Ada sesuatu dalam tatapan yang tidak bisa dijelaskan dengan kata-kata. Evan merasa seperti menatap cermin yang memantulkan dirinya sendiri, sama-sama misterius, sama-sama berbahaya, sama-sama terikat oleh misi yang tidak bisa mereka tinggalkan.

Evan melepaskan cengkeramannya. Elara mundur selangkah, masih menatap matanya.

"Sampai jumpa lagi, Evan tanpa marga," Elara tersenyum, senyumnya mampu membuat jantung naga Evan berdetak lebih cepat.

Suara helikopter terdengar di luar jendela. Elara mundur ke ambang jendela, mengeluarkan pistol pelontar kait lagi.

Kait menancap di landing skid helikopter. Elara melompat keluar jendela, tubuhnya terbang di udara malam sebelum ditarik naik oleh tali.

Evan berlari ke jendela, menatap ke atas.
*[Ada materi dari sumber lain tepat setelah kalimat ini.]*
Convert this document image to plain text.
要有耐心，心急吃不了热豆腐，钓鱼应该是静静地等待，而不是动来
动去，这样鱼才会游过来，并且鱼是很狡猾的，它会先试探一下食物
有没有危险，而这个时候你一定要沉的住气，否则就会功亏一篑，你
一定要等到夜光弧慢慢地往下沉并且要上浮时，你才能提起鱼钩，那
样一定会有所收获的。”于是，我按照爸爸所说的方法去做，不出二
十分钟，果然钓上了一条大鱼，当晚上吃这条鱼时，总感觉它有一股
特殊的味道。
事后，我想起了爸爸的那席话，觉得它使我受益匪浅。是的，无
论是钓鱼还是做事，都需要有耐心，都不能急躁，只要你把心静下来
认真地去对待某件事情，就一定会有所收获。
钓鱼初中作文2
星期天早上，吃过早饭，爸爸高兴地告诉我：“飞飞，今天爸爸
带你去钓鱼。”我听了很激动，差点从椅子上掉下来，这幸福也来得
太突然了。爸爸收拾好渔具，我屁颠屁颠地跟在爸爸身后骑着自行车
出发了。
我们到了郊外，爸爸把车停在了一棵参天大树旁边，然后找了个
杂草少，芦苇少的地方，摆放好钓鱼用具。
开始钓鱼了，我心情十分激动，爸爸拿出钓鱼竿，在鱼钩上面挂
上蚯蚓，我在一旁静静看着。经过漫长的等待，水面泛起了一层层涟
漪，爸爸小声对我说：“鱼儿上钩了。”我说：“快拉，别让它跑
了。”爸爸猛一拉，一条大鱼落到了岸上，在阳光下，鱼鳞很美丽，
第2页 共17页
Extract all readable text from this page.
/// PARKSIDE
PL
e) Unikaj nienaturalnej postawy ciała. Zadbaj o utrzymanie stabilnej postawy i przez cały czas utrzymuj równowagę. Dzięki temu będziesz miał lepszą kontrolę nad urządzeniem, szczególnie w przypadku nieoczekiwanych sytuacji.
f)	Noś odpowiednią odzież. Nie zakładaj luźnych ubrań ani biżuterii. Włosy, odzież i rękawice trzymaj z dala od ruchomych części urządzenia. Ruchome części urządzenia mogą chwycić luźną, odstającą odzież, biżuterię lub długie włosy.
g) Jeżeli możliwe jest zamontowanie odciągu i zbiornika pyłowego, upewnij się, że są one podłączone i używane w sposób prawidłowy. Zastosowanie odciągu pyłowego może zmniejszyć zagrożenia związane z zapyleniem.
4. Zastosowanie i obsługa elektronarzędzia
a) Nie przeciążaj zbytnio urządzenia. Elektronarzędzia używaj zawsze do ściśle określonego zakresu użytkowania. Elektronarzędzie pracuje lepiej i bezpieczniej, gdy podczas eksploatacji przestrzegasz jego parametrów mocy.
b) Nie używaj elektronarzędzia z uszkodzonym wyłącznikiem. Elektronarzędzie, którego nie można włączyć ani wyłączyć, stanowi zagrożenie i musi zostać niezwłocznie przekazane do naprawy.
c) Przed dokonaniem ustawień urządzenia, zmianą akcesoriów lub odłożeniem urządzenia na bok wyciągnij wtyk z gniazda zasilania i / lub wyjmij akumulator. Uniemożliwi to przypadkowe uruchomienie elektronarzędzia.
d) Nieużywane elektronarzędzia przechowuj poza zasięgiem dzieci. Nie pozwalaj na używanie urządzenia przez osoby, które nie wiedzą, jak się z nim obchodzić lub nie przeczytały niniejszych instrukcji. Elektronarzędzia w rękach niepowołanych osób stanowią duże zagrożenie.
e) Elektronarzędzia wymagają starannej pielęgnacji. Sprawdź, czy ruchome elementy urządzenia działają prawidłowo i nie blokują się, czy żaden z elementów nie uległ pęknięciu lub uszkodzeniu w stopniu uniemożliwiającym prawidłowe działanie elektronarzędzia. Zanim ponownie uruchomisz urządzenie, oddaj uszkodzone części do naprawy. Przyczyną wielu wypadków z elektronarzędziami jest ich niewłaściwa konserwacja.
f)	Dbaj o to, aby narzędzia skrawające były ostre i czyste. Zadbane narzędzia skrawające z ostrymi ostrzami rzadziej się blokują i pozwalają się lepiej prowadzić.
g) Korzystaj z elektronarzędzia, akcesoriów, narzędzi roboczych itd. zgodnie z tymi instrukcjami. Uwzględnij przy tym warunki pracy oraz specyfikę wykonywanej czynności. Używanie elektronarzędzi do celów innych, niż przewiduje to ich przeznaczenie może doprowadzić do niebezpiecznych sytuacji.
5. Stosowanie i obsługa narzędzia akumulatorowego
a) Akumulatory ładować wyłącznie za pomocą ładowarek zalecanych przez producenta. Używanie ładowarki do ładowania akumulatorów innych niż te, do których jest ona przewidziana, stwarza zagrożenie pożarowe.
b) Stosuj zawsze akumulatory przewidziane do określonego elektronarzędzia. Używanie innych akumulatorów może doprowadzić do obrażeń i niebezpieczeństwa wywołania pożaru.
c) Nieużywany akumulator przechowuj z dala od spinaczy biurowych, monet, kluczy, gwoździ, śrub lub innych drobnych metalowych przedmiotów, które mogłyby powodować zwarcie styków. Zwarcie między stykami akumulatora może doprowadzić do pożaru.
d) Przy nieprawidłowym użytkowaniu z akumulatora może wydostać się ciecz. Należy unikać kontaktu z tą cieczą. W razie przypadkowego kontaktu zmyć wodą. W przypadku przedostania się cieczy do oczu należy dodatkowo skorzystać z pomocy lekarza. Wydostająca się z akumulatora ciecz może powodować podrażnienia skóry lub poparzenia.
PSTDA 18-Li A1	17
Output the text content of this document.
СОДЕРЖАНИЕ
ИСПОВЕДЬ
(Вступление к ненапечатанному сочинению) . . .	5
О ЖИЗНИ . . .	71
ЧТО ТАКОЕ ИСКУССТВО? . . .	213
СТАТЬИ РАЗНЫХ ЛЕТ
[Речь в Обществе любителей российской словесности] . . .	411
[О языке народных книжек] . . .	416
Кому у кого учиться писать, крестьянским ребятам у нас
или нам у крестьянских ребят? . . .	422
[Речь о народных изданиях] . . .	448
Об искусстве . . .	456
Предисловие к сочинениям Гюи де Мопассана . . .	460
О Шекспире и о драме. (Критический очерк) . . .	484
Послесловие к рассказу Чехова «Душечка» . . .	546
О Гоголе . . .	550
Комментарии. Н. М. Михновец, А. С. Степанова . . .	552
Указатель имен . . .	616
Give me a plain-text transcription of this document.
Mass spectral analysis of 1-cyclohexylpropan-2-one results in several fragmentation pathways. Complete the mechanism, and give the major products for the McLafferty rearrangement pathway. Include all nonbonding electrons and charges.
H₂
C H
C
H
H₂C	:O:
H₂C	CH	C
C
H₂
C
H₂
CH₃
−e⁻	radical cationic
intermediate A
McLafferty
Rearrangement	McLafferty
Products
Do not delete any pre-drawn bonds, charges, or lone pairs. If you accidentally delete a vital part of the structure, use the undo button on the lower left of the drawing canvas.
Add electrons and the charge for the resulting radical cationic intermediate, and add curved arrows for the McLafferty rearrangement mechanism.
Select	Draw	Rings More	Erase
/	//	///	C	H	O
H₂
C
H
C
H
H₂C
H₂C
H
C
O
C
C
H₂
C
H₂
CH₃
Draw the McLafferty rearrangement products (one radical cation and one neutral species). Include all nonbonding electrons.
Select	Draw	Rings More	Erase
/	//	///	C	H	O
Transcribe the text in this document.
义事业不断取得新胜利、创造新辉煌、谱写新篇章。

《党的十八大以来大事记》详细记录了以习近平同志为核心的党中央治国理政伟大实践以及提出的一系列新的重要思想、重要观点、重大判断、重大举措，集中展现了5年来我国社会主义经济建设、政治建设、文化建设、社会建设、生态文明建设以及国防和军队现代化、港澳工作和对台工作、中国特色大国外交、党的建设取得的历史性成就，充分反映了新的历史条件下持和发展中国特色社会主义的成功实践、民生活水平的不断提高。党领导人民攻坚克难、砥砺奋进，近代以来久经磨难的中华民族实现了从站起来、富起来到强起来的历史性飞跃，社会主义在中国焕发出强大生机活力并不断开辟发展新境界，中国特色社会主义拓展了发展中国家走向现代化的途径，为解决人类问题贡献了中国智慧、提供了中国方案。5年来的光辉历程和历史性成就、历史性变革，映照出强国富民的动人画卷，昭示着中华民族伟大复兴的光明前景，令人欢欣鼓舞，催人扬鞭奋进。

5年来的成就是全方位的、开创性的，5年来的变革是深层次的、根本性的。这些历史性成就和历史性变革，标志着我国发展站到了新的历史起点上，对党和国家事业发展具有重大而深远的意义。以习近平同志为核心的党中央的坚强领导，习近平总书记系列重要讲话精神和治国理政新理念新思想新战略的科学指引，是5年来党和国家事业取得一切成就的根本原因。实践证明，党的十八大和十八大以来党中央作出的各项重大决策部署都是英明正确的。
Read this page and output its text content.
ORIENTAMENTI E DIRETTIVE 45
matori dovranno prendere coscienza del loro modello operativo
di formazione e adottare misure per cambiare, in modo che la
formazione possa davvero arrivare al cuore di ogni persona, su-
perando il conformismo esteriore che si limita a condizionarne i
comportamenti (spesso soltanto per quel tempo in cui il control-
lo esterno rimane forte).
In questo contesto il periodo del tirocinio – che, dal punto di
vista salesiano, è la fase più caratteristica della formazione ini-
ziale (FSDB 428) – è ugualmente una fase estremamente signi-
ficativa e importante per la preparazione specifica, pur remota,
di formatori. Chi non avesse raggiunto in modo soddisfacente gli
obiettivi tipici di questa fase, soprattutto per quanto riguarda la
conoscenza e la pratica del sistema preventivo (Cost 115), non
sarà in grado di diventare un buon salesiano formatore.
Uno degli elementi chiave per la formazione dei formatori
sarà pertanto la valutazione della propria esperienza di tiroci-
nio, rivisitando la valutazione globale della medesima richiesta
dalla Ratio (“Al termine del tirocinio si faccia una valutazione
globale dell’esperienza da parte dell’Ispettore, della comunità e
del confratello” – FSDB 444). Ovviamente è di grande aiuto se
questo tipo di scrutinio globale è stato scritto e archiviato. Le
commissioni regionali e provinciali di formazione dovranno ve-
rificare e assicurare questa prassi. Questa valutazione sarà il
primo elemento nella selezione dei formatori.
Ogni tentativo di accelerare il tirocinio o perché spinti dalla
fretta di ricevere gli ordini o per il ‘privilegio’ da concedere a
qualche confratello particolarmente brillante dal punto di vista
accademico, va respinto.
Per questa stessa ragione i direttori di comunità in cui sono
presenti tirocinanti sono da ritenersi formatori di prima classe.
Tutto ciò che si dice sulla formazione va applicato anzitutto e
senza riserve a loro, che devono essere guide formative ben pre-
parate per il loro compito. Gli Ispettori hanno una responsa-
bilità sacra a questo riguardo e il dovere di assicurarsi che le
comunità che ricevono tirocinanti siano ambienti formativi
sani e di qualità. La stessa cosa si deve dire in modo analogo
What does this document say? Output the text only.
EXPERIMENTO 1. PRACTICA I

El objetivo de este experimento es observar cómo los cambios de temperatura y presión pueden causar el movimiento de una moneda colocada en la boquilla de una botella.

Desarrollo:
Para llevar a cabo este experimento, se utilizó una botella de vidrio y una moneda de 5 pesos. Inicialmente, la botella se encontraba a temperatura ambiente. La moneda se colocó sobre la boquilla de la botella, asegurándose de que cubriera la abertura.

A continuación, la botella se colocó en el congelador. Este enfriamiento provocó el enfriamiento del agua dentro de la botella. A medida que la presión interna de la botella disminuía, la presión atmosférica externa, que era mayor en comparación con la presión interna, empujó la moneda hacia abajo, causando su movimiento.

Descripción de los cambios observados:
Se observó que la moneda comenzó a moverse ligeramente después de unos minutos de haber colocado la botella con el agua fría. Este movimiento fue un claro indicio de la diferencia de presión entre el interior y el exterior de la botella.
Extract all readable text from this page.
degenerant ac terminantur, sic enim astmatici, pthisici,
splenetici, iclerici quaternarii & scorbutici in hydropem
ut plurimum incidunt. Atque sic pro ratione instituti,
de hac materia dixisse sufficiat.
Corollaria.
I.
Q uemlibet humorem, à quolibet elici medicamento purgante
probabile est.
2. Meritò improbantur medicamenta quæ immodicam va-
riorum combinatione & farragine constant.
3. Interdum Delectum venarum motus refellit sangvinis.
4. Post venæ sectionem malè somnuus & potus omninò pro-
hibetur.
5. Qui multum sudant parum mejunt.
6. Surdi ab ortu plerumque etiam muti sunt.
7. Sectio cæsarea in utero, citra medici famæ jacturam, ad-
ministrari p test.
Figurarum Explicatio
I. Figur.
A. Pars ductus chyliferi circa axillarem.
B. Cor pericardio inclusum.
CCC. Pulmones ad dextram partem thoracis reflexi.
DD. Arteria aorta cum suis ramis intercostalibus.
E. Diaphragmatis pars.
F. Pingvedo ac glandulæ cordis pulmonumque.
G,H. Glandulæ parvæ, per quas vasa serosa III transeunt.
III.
Elara sudah hampir mencapai helikopter, tapi dia masih sempat melambai ke arahnya dengan senyum kemenangan yang menggoda.

Helikopter itu menghilang dalam kegelapan, membawa wanita misterius beserta berkas yang dicurinya.

Evan berdiri di sana, menatap langit malam. Untuk pertama kalinya sejak transformasinya, ia menemukan seseorang yang bisa menandingi dirinya.

Mata robotiknya merekam wajah Elara Phoenix ke dalam memori permanen. Suatu hari, mereka akan bertemu lagi. Dan saat itu tiba, Evan akan mendapatkan jawaban atas semua pertanyaannya.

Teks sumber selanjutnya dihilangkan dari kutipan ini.